My family and friends often forget I’m in pain because I’m always smiling. It’s my natural inclination to be positive and it really helps. But sometimes it gets exhausting.
I live with pain 24/7 and I’m lucky if I get two hours sleep a night.
Things that most other people take for granted—touching or hugging someone, holding a phone, opening a door, feeling the wind, or pulling a sheet over me—only make the pain worse.
I have sharp stabbing pains throughout my body, “pins and needles” in my hands and feet, a burning sensation over the right side of my body, and pain down my legs, at the back of my neck and in the base of my spine.
I’ve tried numerous painkillers, but none really helped, and I don’t like the side effects.
I’ve also tried essential oils, herbal teas, acupuncture, hypnosis, meditation, relaxation, but the pain tends to cut through everything, so now I just try to distract myself, by living life.
I’ve had MS since I was 16, but back then I had no idea what was happening to me.
It started with blurry eyes, which lasted six weeks, and progressed to a sensation of pins and needles over my entire body.
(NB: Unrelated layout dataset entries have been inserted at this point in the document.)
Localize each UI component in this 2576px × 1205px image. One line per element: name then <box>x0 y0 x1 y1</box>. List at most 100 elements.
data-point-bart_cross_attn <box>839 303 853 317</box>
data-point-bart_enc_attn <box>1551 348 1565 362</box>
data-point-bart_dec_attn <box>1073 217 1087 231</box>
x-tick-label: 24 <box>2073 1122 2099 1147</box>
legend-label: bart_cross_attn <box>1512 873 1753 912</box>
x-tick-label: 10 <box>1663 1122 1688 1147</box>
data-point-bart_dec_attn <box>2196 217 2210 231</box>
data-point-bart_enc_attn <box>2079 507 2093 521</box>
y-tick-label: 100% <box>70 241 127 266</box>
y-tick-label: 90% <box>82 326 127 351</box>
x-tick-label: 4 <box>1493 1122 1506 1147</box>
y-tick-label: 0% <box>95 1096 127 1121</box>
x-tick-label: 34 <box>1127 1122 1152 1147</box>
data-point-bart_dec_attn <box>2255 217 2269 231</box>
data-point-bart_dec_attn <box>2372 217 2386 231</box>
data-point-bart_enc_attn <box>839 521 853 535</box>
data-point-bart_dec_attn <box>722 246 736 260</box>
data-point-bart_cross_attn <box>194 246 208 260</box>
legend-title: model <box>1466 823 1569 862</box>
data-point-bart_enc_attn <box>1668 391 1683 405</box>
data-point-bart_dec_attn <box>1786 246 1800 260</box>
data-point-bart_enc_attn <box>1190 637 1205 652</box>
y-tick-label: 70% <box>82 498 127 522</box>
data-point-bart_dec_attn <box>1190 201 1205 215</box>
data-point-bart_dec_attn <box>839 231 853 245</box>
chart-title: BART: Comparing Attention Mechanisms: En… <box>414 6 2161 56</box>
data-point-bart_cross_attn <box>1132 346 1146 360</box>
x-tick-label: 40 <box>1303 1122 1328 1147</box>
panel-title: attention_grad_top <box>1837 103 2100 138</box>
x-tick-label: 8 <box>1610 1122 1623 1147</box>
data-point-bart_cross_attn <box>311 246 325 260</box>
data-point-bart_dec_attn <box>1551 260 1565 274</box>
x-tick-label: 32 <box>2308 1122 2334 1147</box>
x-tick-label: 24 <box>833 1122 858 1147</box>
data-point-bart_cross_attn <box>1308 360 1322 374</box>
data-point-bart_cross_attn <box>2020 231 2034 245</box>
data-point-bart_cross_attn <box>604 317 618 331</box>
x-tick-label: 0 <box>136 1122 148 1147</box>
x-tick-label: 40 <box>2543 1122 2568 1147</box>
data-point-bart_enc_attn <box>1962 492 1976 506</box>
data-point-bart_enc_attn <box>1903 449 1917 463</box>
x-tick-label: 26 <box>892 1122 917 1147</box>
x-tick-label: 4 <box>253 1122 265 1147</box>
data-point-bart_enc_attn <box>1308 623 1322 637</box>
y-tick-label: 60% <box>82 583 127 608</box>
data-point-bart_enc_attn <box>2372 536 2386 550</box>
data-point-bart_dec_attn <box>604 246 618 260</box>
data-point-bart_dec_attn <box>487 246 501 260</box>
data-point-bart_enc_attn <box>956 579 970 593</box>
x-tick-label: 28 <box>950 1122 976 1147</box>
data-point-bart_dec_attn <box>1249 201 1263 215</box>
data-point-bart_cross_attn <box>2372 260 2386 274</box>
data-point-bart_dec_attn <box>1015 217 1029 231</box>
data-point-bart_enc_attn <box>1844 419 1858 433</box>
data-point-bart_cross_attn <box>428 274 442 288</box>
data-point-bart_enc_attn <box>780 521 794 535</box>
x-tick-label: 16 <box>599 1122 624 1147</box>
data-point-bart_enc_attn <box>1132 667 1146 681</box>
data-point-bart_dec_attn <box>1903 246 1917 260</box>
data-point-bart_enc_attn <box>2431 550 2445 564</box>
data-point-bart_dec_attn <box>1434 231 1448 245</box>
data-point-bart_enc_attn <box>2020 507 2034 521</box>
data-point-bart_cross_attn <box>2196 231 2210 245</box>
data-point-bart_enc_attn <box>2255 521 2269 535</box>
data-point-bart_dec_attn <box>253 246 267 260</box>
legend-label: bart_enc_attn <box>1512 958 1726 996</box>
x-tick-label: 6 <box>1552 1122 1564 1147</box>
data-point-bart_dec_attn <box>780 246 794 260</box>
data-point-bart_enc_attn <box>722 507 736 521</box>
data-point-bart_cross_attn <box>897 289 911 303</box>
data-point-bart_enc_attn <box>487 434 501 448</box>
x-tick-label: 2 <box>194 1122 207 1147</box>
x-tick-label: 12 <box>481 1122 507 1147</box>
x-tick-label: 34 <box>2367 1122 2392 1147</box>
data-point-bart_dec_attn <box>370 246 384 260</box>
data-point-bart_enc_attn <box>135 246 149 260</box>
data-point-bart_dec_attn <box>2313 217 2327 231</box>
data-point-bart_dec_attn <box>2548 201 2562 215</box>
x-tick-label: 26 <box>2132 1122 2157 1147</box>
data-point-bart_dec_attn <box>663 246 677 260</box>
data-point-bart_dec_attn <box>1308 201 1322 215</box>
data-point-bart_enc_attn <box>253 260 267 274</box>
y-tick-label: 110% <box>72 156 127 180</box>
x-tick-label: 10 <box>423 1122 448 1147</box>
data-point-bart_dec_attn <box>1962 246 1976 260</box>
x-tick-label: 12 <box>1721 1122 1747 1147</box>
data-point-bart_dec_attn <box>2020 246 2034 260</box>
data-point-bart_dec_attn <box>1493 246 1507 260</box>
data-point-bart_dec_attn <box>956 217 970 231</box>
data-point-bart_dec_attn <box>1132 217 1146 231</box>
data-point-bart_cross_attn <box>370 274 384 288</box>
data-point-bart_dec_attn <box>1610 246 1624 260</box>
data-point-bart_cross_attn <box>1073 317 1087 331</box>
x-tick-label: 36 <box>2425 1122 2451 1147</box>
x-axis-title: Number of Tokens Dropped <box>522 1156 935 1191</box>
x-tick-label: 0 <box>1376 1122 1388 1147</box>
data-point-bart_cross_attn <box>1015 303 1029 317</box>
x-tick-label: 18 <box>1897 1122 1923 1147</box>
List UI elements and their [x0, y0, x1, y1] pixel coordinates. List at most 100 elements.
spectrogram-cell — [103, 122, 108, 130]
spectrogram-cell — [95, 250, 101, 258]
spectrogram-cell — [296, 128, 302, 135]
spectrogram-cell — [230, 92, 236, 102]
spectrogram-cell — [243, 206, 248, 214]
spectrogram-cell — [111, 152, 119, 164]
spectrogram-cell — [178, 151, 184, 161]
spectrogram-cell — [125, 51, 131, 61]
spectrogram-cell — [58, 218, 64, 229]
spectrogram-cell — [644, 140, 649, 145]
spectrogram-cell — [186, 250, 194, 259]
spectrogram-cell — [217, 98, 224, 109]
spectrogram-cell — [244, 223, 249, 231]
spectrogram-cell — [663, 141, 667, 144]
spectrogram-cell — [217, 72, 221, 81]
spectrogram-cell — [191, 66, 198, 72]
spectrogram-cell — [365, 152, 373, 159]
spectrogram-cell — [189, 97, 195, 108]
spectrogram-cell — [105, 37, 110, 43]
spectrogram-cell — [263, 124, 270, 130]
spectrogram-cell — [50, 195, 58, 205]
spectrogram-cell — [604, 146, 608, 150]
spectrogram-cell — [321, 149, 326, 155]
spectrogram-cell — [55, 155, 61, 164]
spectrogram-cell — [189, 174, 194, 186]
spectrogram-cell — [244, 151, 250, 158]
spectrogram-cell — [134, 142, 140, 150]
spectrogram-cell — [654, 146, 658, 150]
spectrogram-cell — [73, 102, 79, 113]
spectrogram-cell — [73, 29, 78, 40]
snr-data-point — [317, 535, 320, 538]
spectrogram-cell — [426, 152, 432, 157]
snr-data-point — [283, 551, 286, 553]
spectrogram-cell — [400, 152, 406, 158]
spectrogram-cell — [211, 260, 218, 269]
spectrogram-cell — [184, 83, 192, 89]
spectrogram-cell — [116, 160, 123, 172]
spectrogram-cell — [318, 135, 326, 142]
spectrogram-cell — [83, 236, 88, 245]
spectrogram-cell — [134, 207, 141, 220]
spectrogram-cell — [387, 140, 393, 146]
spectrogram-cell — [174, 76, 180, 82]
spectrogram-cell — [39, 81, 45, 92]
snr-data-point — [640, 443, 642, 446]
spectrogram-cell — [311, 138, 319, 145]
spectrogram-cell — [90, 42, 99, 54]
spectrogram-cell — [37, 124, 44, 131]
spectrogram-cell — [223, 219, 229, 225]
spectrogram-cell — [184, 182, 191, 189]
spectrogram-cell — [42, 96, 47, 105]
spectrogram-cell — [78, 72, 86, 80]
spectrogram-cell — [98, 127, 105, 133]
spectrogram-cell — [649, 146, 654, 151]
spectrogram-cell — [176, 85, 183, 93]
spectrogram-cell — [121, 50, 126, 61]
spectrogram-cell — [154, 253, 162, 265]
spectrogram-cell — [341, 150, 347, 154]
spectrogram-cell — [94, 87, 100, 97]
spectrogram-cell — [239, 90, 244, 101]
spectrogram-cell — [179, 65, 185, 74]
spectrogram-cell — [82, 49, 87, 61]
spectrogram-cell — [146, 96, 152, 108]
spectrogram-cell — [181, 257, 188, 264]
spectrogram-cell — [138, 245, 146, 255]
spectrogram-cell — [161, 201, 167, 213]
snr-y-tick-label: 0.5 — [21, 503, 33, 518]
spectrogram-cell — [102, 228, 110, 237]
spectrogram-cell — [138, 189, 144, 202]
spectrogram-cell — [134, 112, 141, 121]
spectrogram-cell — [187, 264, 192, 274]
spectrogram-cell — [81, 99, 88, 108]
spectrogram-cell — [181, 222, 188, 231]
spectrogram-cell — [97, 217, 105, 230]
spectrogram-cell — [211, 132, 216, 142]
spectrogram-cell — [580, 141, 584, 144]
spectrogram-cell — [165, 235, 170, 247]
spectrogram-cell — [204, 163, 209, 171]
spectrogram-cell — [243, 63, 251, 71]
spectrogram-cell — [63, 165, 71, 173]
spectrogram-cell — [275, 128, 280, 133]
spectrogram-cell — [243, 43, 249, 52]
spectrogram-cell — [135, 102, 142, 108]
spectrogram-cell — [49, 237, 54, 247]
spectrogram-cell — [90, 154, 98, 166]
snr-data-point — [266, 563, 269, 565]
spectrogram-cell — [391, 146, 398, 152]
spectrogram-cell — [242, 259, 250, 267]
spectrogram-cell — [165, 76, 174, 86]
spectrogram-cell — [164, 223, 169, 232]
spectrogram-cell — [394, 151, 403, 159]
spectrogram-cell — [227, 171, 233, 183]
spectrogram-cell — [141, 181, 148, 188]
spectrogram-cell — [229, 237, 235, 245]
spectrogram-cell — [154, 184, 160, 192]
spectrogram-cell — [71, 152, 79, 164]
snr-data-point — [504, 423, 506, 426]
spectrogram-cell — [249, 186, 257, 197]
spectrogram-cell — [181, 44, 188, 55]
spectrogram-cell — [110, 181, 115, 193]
Despite lots of tests, there was no explanation for my problems. As it was difficult to explain to people, I didn’t even tell my teachers.
When I started an apprenticeship as a chef, I ended up having problems with my balance and speech, which led to accusations of being drunk.
I then started an apprenticeship as a photojournalist, but my vision deteriorated and I had to give it up.
With my symptoms baffling doctors, I began questioning my own sanity, until finally in 2001, at the age of 22, I got the MS diagnosis.
I now work full-time as a spokesperson for MS, which I really enjoy. Despite the pain, and the ongoing appointments with doctors and specialists, I just get on with life.